In the current study, Bischof and colleagues sought to determine whether spinal cord and brain atrophy could predict silent clinical progression via a novel method to accurately capture upper cervical cord area from legacy brain MRI scans. They included 360 patients with relapsing remitting MS (RRMS), 47 with secondary progressive MS (SPMS) and 80 matched controls. They defined silent progression as onset of irreversible Expanded Disability Status Scale (EDSS) worsening based on three-strata, with confirmation over 12 months and independent from relapses. During the 12-year observation period, they compared 159 patients with RRMS who silently progressed with 147 clinically matched patients with RRMS who remained stable.
Further, Bischof and colleagues assessed previously published group assignments for silent progression based on disability worsening and relapse activity and including patients with RRMS and SPMS to avoid possible bias from splitting patients into RRMS/SPMS groups.
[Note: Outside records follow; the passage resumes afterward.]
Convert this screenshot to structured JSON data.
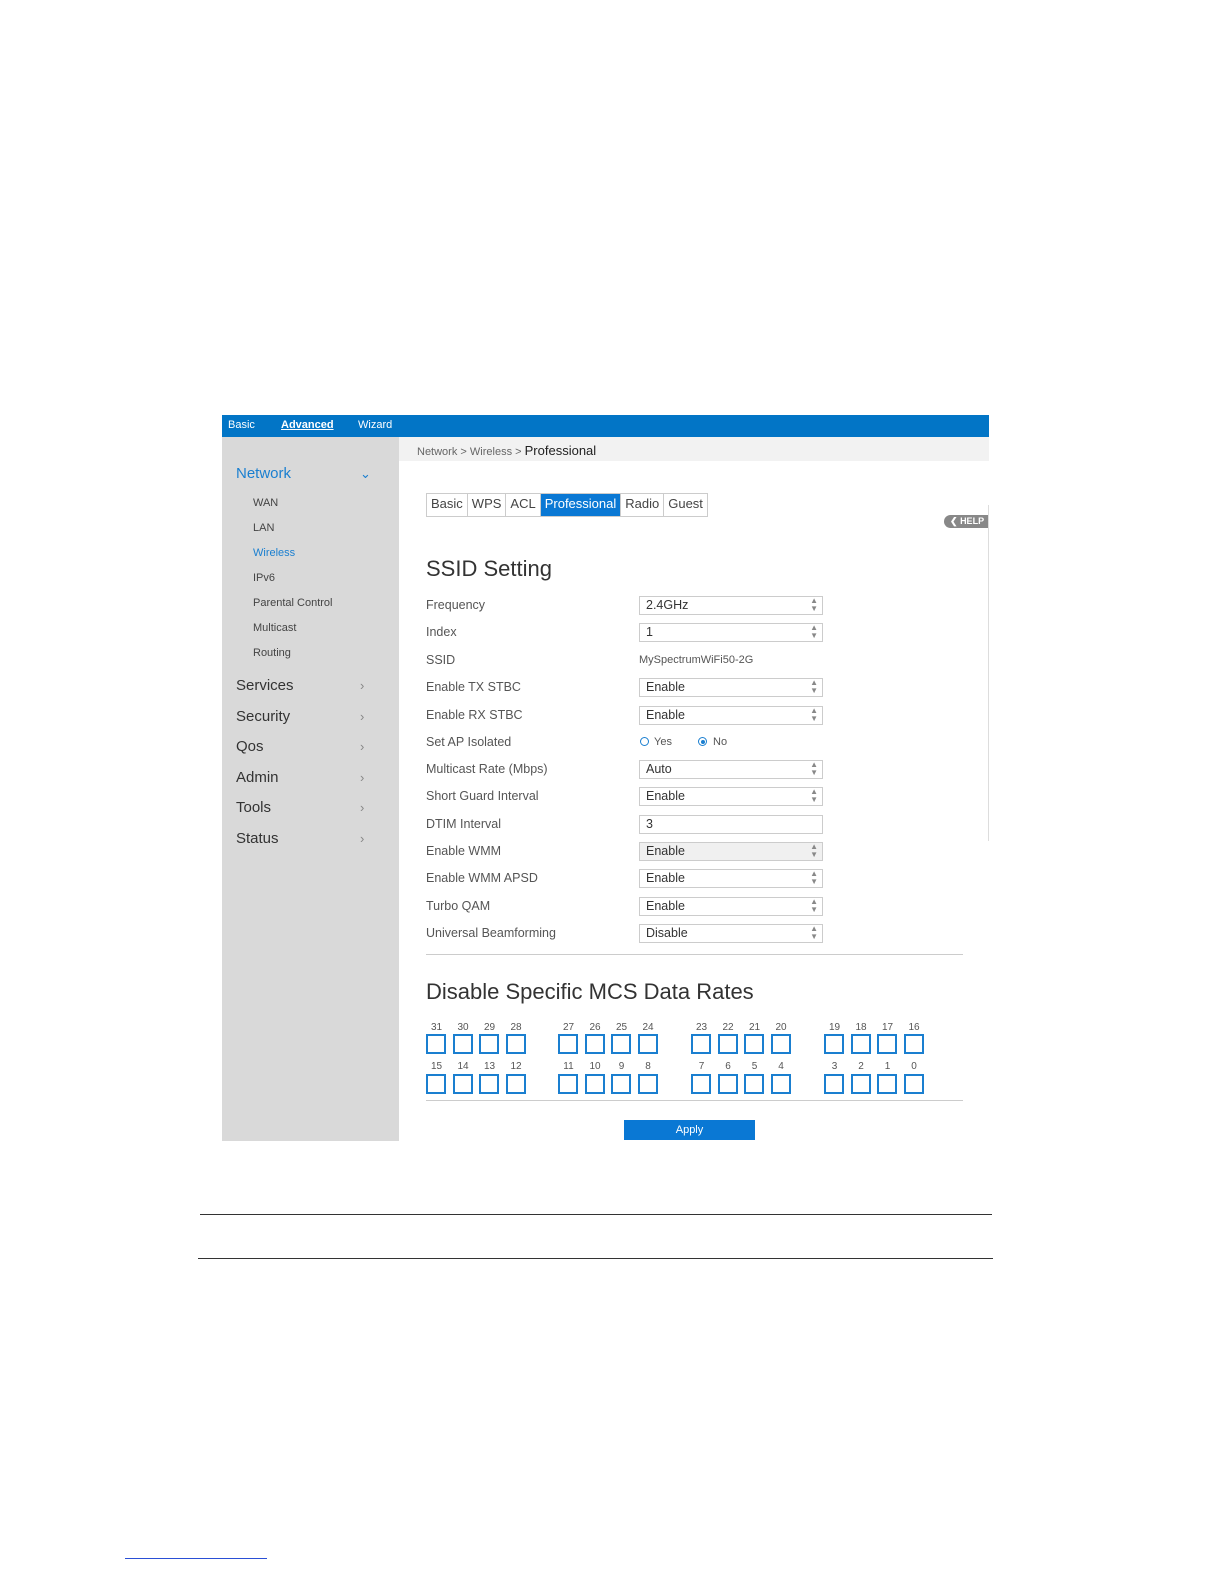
{
  "topnav": {
    "basic": "Basic",
    "advanced": "Advanced",
    "wizard": "Wizard"
  },
  "breadcrumb": {
    "network": "Network",
    "sep1": ">",
    "wireless": "Wireless",
    "sep2": ">",
    "current": "Professional"
  },
  "sidebar": {
    "network": "Network",
    "sub": [
      "WAN",
      "LAN",
      "Wireless",
      "IPv6",
      "Parental Control",
      "Multicast",
      "Routing"
    ],
    "sections": [
      "Services",
      "Security",
      "Qos",
      "Admin",
      "Tools",
      "Status"
    ]
  },
  "tabs": [
    "Basic",
    "WPS",
    "ACL",
    "Professional",
    "Radio",
    "Guest"
  ],
  "help": "HELP",
  "ssid_section": {
    "title": "SSID Setting",
    "fields": [
      {
        "label": "Frequency",
        "value": "2.4GHz"
      },
      {
        "label": "Index",
        "value": "1"
      },
      {
        "label": "SSID",
        "value": "MySpectrumWiFi50-2G"
      },
      {
        "label": "Enable TX STBC",
        "value": "Enable"
      },
      {
        "label": "Enable RX STBC",
        "value": "Enable"
      },
      {
        "label": "Set AP Isolated",
        "value": "No"
      },
      {
        "label": "Multicast Rate (Mbps)",
        "value": "Auto"
      },
      {
        "label": "Short Guard Interval",
        "value": "Enable"
      },
      {
        "label": "DTIM Interval",
        "value": "3"
      },
      {
        "label": "Enable WMM",
        "value": "Enable"
      },
      {
        "label": "Enable WMM APSD",
        "value": "Enable"
      },
      {
        "label": "Turbo QAM",
        "value": "Enable"
      },
      {
        "label": "Universal Beamforming",
        "value": "Disable"
      }
    ],
    "radio_yes": "Yes",
    "radio_no": "No"
  },
  "mcs_section": {
    "title": "Disable Specific MCS Data Rates",
    "row1": [
      "31",
      "30",
      "29",
      "28",
      "27",
      "26",
      "25",
      "24",
      "23",
      "22",
      "21",
      "20",
      "19",
      "18",
      "17",
      "16"
    ],
    "row2": [
      "15",
      "14",
      "13",
      "12",
      "11",
      "10",
      "9",
      "8",
      "7",
      "6",
      "5",
      "4",
      "3",
      "2",
      "1",
      "0"
    ]
  },
  "apply": "Apply",
  "colors": {
    "accent": "#0a78d4",
    "topbar": "#0275c6",
    "sidebar": "#d9d9d9"
  }
}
They used brain MRI to examine the value of global and regional brain measures and spinal cord area at C1 vertebral (C1A) level for predicting silent clinical progression.
Survival analyses showed spinal cord atrophy most strongly predicted silent clinical progression, with a 1% faster spinal cord atrophy rate linked to 69% (P < .0001) shorter time to silent clinical progression. Ventricular enlargement represented the second strongest MRI metric and the strongest brain measure for predicting silent progression, with each 1% enlargement of the lateral ventricles linked to a 16% shorter time to silent clinical progression (P = .007). Sensitivity analyses that included patients with SPMS showed faster C1A atrophy rates among patients with silent clinical progression vs. those who remained stable, which excluded a potential bias resulting from RRMS/SPMS dichotomization.
“Silent progression and SPMS conversion are predominantly related to spinal cord atrophy, which also suggests that maybe the diagnosis of SPMS conversion or the course of relapsing in SPMS should maybe be redefined and reconsidered given that the neurodegenerative processes obviously start during the relapsing phase, and it is rather a continuum than a dichotomic disease course,” Bischof said.